Agir rationnellement en fonction de ses intérêts individuels, pour assouvir ses besoins et passions, se traduirait dans le dilemme du prisonnier par des aveux et une trahison des deux sujets. Pourtant, dans l'allégorie, on voit bien que c'est la coopération entre hommes qui permet d'obtenir la sentence la moins longue. Lorsqu'un homme comprend ce qu'est le dilemme du prisonnier, il devient alors possible de voir la rationalité dans la coopération. Agir de manière à satisfaire ses besoins individuels dans le but d'obtenir la meilleure solution pour soi-même, c'est rationnel. Mais lorsque, pour un instant, la satisfaction personnelle est mise de côté pour voir l'intérêt d'un groupe, on peut voir une solution encore plus profitable.
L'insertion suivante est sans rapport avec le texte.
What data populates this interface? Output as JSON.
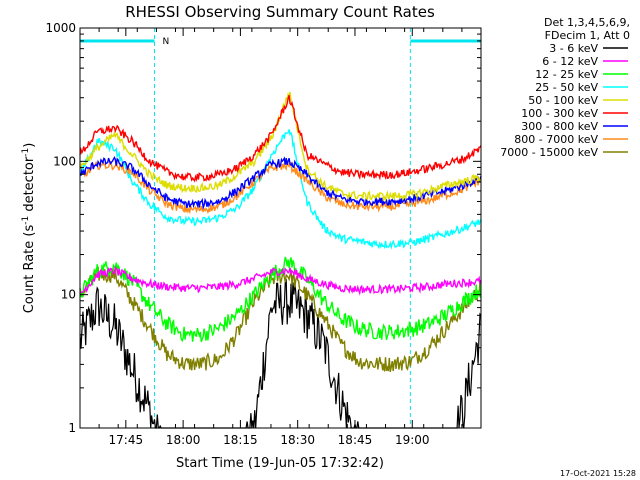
{
  "chart_data": {
    "type": "line",
    "title": "RHESSI Observing Summary Count Rates",
    "xlabel": "Start Time (19-Jun-05 17:32:42)",
    "ylabel_main": "Count Rate (s",
    "ylabel_sup1": "-1",
    "ylabel_mid": " detector",
    "ylabel_sup2": "-1",
    "ylabel_end": ")",
    "yscale": "log",
    "ylim": [
      1,
      1000
    ],
    "xlim_min": [
      0,
      105
    ],
    "x_tick_minutes": [
      12,
      27,
      42,
      57,
      72,
      87
    ],
    "x_tick_labels": [
      "17:45",
      "18:00",
      "18:15",
      "18:30",
      "18:45",
      "19:00"
    ],
    "y_tick_values": [
      1,
      10,
      100,
      1000
    ],
    "y_tick_labels": [
      "1",
      "10",
      "100",
      "1000"
    ],
    "legend_header": [
      "Det 1,3,4,5,6,9,",
      "FDecim 1, Att 0"
    ],
    "legend_placement": "top-right",
    "footer_date": "17-Oct-2021 15:28",
    "night_marker": "N",
    "night_intervals_min": [
      [
        0,
        19.5
      ],
      [
        86.5,
        105
      ]
    ],
    "series": [
      {
        "name": "3 - 6 keV",
        "color": "#000000",
        "level": [
          0.65,
          0.92,
          0.76,
          0.44,
          0.12,
          -0.3,
          -0.7,
          -0.85,
          -0.6,
          -0.3,
          0.0,
          0.92,
          0.95,
          0.85,
          0.62,
          0.2,
          -0.15,
          -0.55,
          -0.75,
          -0.85,
          -0.7,
          -0.25,
          0.15,
          0.75
        ]
      },
      {
        "name": "6 - 12 keV",
        "color": "#ff00ff",
        "level": [
          1.0,
          1.15,
          1.18,
          1.12,
          1.08,
          1.06,
          1.05,
          1.05,
          1.06,
          1.08,
          1.12,
          1.17,
          1.18,
          1.12,
          1.08,
          1.05,
          1.04,
          1.04,
          1.04,
          1.05,
          1.06,
          1.08,
          1.09,
          1.1
        ]
      },
      {
        "name": "12 - 25 keV",
        "color": "#00ff00",
        "level": [
          1.0,
          1.18,
          1.22,
          1.1,
          0.92,
          0.78,
          0.7,
          0.7,
          0.75,
          0.85,
          1.0,
          1.15,
          1.25,
          1.12,
          0.95,
          0.82,
          0.75,
          0.72,
          0.72,
          0.74,
          0.78,
          0.85,
          0.95,
          1.05
        ]
      },
      {
        "name": "25 - 50 keV",
        "color": "#00ffff",
        "level": [
          1.9,
          2.15,
          2.1,
          1.85,
          1.68,
          1.58,
          1.55,
          1.55,
          1.58,
          1.65,
          1.8,
          2.05,
          2.25,
          1.7,
          1.5,
          1.42,
          1.4,
          1.38,
          1.38,
          1.39,
          1.42,
          1.46,
          1.5,
          1.55
        ]
      },
      {
        "name": "50 - 100 keV",
        "color": "#dddd00",
        "level": [
          1.95,
          2.1,
          2.2,
          2.05,
          1.9,
          1.82,
          1.8,
          1.8,
          1.82,
          1.9,
          2.0,
          2.18,
          2.52,
          1.95,
          1.82,
          1.76,
          1.74,
          1.74,
          1.74,
          1.75,
          1.78,
          1.82,
          1.85,
          1.88
        ]
      },
      {
        "name": "100 - 300 keV",
        "color": "#ff0000",
        "level": [
          2.05,
          2.22,
          2.25,
          2.15,
          2.0,
          1.92,
          1.88,
          1.88,
          1.9,
          1.95,
          2.05,
          2.2,
          2.48,
          2.05,
          1.98,
          1.92,
          1.9,
          1.9,
          1.9,
          1.92,
          1.95,
          1.98,
          2.02,
          2.1
        ]
      },
      {
        "name": "300 - 800 keV",
        "color": "#0000ff",
        "level": [
          1.9,
          1.99,
          2.0,
          1.95,
          1.82,
          1.72,
          1.68,
          1.68,
          1.7,
          1.78,
          1.88,
          1.98,
          2.0,
          1.9,
          1.78,
          1.72,
          1.7,
          1.7,
          1.7,
          1.72,
          1.75,
          1.78,
          1.82,
          1.88
        ]
      },
      {
        "name": "800 - 7000 keV",
        "color": "#ff8c1a",
        "level": [
          1.88,
          1.97,
          1.97,
          1.92,
          1.78,
          1.68,
          1.64,
          1.64,
          1.66,
          1.74,
          1.85,
          1.95,
          1.97,
          1.86,
          1.74,
          1.68,
          1.66,
          1.66,
          1.66,
          1.68,
          1.71,
          1.75,
          1.79,
          1.86
        ]
      },
      {
        "name": "7000 - 15000 keV",
        "color": "#808000",
        "level": [
          1.0,
          1.15,
          1.15,
          0.95,
          0.75,
          0.55,
          0.48,
          0.48,
          0.52,
          0.7,
          0.95,
          1.12,
          1.15,
          1.0,
          0.82,
          0.62,
          0.5,
          0.48,
          0.48,
          0.5,
          0.6,
          0.75,
          0.9,
          1.05
        ]
      }
    ]
  }
}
Un homme, agissant de manière raisonnable, posera toutes ses actions dans le but de s'avantager, ou de se protéger lui-même. Donc, si la plus grande satisfaction vient d'une coopération, c'est cette action qui est la plus rationnelle. 
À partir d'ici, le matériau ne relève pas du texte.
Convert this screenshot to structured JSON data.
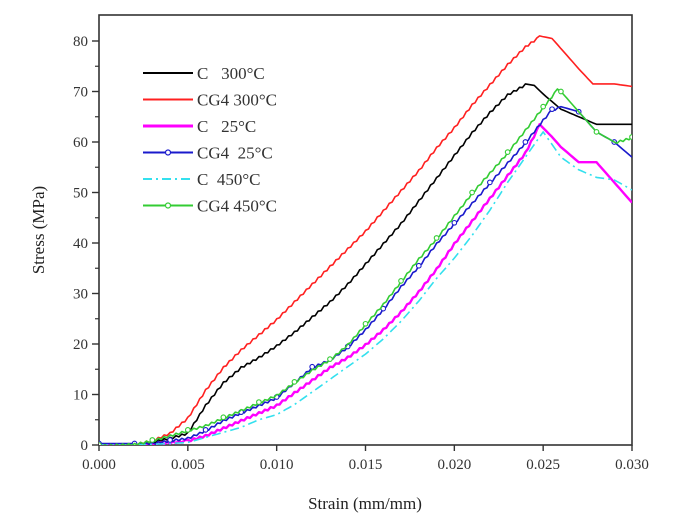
{
  "chart_data": {
    "type": "line",
    "title": "",
    "xlabel": "Strain (mm/mm)",
    "ylabel": "Stress (MPa)",
    "xlim": [
      0.0,
      0.03
    ],
    "ylim": [
      0,
      85
    ],
    "xticks": [
      "0.000",
      "0.005",
      "0.010",
      "0.015",
      "0.020",
      "0.025",
      "0.030"
    ],
    "xtick_values": [
      0.0,
      0.005,
      0.01,
      0.015,
      0.02,
      0.025,
      0.03
    ],
    "yticks": [
      "0",
      "10",
      "20",
      "30",
      "40",
      "50",
      "60",
      "70",
      "80"
    ],
    "ytick_values": [
      0,
      10,
      20,
      30,
      40,
      50,
      60,
      70,
      80
    ],
    "grid": false,
    "legend_position": "top-left",
    "series": [
      {
        "name": "C   300°C",
        "color": "#000000",
        "style": "solid",
        "marker": "none",
        "x": [
          0.0,
          0.002,
          0.003,
          0.004,
          0.005,
          0.006,
          0.007,
          0.008,
          0.009,
          0.01,
          0.011,
          0.012,
          0.013,
          0.014,
          0.015,
          0.016,
          0.017,
          0.018,
          0.019,
          0.02,
          0.021,
          0.022,
          0.023,
          0.024,
          0.0245,
          0.025,
          0.026,
          0.027,
          0.028,
          0.029,
          0.03
        ],
        "y": [
          0,
          0.2,
          0.8,
          1.5,
          2.5,
          8,
          12.5,
          15.5,
          17.5,
          19.8,
          22.5,
          25.5,
          28.5,
          32,
          36,
          40,
          44,
          48.5,
          53,
          57.5,
          62,
          66,
          69.5,
          71.5,
          71.2,
          69.5,
          66.5,
          65,
          63.5,
          63.5,
          63.5
        ]
      },
      {
        "name": "CG4 300°C",
        "color": "#ff2020",
        "style": "solid",
        "marker": "none",
        "x": [
          0.0,
          0.002,
          0.003,
          0.004,
          0.005,
          0.006,
          0.007,
          0.008,
          0.009,
          0.01,
          0.011,
          0.012,
          0.013,
          0.014,
          0.015,
          0.016,
          0.017,
          0.018,
          0.019,
          0.02,
          0.021,
          0.022,
          0.023,
          0.024,
          0.0248,
          0.0255,
          0.026,
          0.027,
          0.0278,
          0.029,
          0.03
        ],
        "y": [
          0,
          0.3,
          1,
          2.5,
          5.5,
          11,
          15.5,
          19,
          22,
          25,
          28.5,
          32,
          35.5,
          39,
          42.5,
          46.5,
          50.5,
          54.5,
          59,
          63,
          67.5,
          71.5,
          75.5,
          79,
          81,
          80.5,
          78.5,
          74.5,
          71.5,
          71.5,
          71
        ]
      },
      {
        "name": "C   25°C",
        "color": "#ff00ff",
        "style": "solid",
        "marker": "none",
        "x": [
          0.0,
          0.002,
          0.0035,
          0.005,
          0.006,
          0.007,
          0.008,
          0.009,
          0.01,
          0.011,
          0.012,
          0.013,
          0.014,
          0.015,
          0.016,
          0.017,
          0.018,
          0.019,
          0.02,
          0.021,
          0.022,
          0.023,
          0.024,
          0.0248,
          0.0255,
          0.026,
          0.027,
          0.028,
          0.029,
          0.03
        ],
        "y": [
          0,
          0,
          0.5,
          1,
          2,
          3.5,
          5,
          6.5,
          8,
          10.5,
          13,
          15.5,
          17.5,
          20,
          23,
          26.5,
          30.5,
          35,
          40,
          44.5,
          49,
          53.5,
          58,
          63.5,
          61,
          59,
          56,
          56,
          52,
          48
        ]
      },
      {
        "name": "CG4  25°C",
        "color": "#1a1acc",
        "style": "solid",
        "marker": "circle",
        "x": [
          0.0,
          0.001,
          0.002,
          0.003,
          0.004,
          0.005,
          0.006,
          0.007,
          0.008,
          0.009,
          0.01,
          0.011,
          0.012,
          0.013,
          0.014,
          0.015,
          0.016,
          0.017,
          0.018,
          0.019,
          0.02,
          0.021,
          0.022,
          0.023,
          0.024,
          0.025,
          0.0255,
          0.026,
          0.027,
          0.028,
          0.029,
          0.03
        ],
        "y": [
          0.3,
          0.3,
          0.3,
          0.5,
          1,
          1.5,
          3,
          5,
          6.5,
          8,
          9.5,
          12.5,
          15.5,
          17,
          19.5,
          23,
          27,
          31.5,
          35.5,
          40,
          44,
          48,
          52,
          56,
          60,
          64.5,
          66.5,
          67,
          66,
          62,
          60,
          57
        ]
      },
      {
        "name": "C  450°C",
        "color": "#33e0ee",
        "style": "dashdot",
        "marker": "none",
        "x": [
          0.0,
          0.002,
          0.004,
          0.005,
          0.006,
          0.007,
          0.008,
          0.009,
          0.01,
          0.011,
          0.012,
          0.013,
          0.014,
          0.015,
          0.016,
          0.017,
          0.018,
          0.019,
          0.02,
          0.021,
          0.022,
          0.023,
          0.024,
          0.025,
          0.026,
          0.027,
          0.028,
          0.029,
          0.03
        ],
        "y": [
          0,
          0,
          0.3,
          0.5,
          1.5,
          2.5,
          3.5,
          5,
          6,
          8,
          10.5,
          13,
          15.5,
          18,
          21,
          24.5,
          28.5,
          33,
          37,
          41.5,
          46.5,
          52,
          57,
          62,
          57,
          54.5,
          53,
          52.5,
          50.5
        ]
      },
      {
        "name": "CG4 450°C",
        "color": "#33cc33",
        "style": "solid",
        "marker": "circle",
        "x": [
          0.0,
          0.002,
          0.003,
          0.004,
          0.005,
          0.006,
          0.007,
          0.008,
          0.009,
          0.01,
          0.011,
          0.012,
          0.013,
          0.014,
          0.015,
          0.016,
          0.017,
          0.018,
          0.019,
          0.02,
          0.021,
          0.022,
          0.023,
          0.024,
          0.025,
          0.0258,
          0.026,
          0.027,
          0.028,
          0.029,
          0.03
        ],
        "y": [
          0,
          0.3,
          1,
          2,
          3,
          4,
          5.5,
          7,
          8.5,
          10,
          12.5,
          15,
          17,
          20,
          24,
          28,
          32.5,
          37,
          41,
          45.5,
          50,
          54,
          58,
          62.5,
          67,
          70.5,
          70,
          66,
          62,
          60,
          61
        ]
      }
    ]
  }
}
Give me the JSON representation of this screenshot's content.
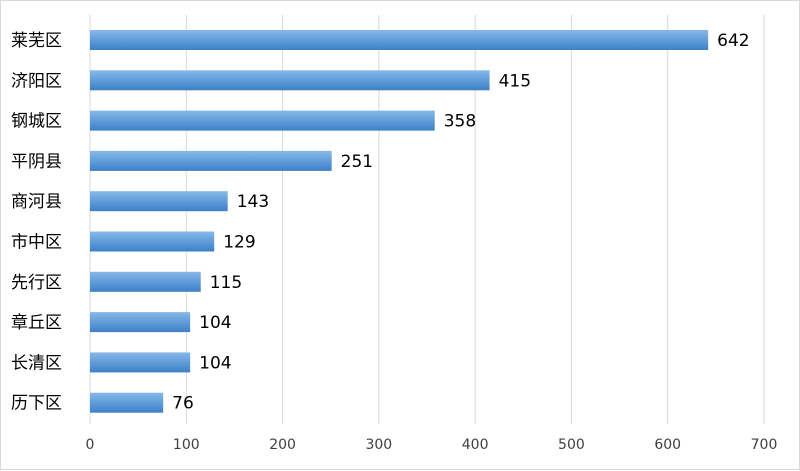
{
  "chart_data": {
    "type": "bar",
    "orientation": "horizontal",
    "title": "",
    "xlabel": "",
    "ylabel": "",
    "categories": [
      "莱芜区",
      "济阳区",
      "钢城区",
      "平阴县",
      "商河县",
      "市中区",
      "先行区",
      "章丘区",
      "长清区",
      "历下区"
    ],
    "series": [
      {
        "values": [
          642,
          415,
          358,
          251,
          143,
          129,
          115,
          104,
          104,
          76
        ]
      }
    ],
    "xlim": [
      0,
      700
    ],
    "ticks": [
      0,
      100,
      200,
      300,
      400,
      500,
      600,
      700
    ],
    "tick_labels": [
      "0",
      "100",
      "200",
      "300",
      "400",
      "500",
      "600",
      "700"
    ],
    "grid": true,
    "legend": "none",
    "data_labels": true,
    "colors": {
      "bar_light": "#86b9e9",
      "bar_dark": "#3c80c8",
      "grid": "#d9d9d9"
    }
  }
}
Prenons un exemple très représentatif de notre société actuelle. Un homme désire utiliser les transports en commun pour se déplacer quotidiennement. Comme le démontre le budget total de 1,3 milliard de dollars de la Société des Transports de Montréal en 2012 2, ces services publics coûtent très cher à financer. Cette facture est séparée entre les gouvernements, la Ville, ainsi que tous les utilisateurs (contribution de 46% envers le budget). Pour combler ce besoin individuel en ayant accès au transport, il faut payer un certain montant par mois. En payant uniquement pour son utilisation personnelle au système de transport, l'Homme agit de manière à satisfaire ses propres intérêts. Un partage des coûts, et des frais égaux pour tous les utilisateurs serait donc considéré comme une action qui va à l'encontre des intérêts individuels de chacun. Pourtant, en agissant de telle manière pour la collectivité, les revenus sont plus stables, le service donc meilleur et, à la longue, moins dispendieux à entretenir. Si payer plus mensuellement s'oppose aux intérêts personnels immédiats, c'est en fait plus rentable pour le bien-être et la sécurité à long terme de la collectivité que d'abandonner une partie de son confort personnel.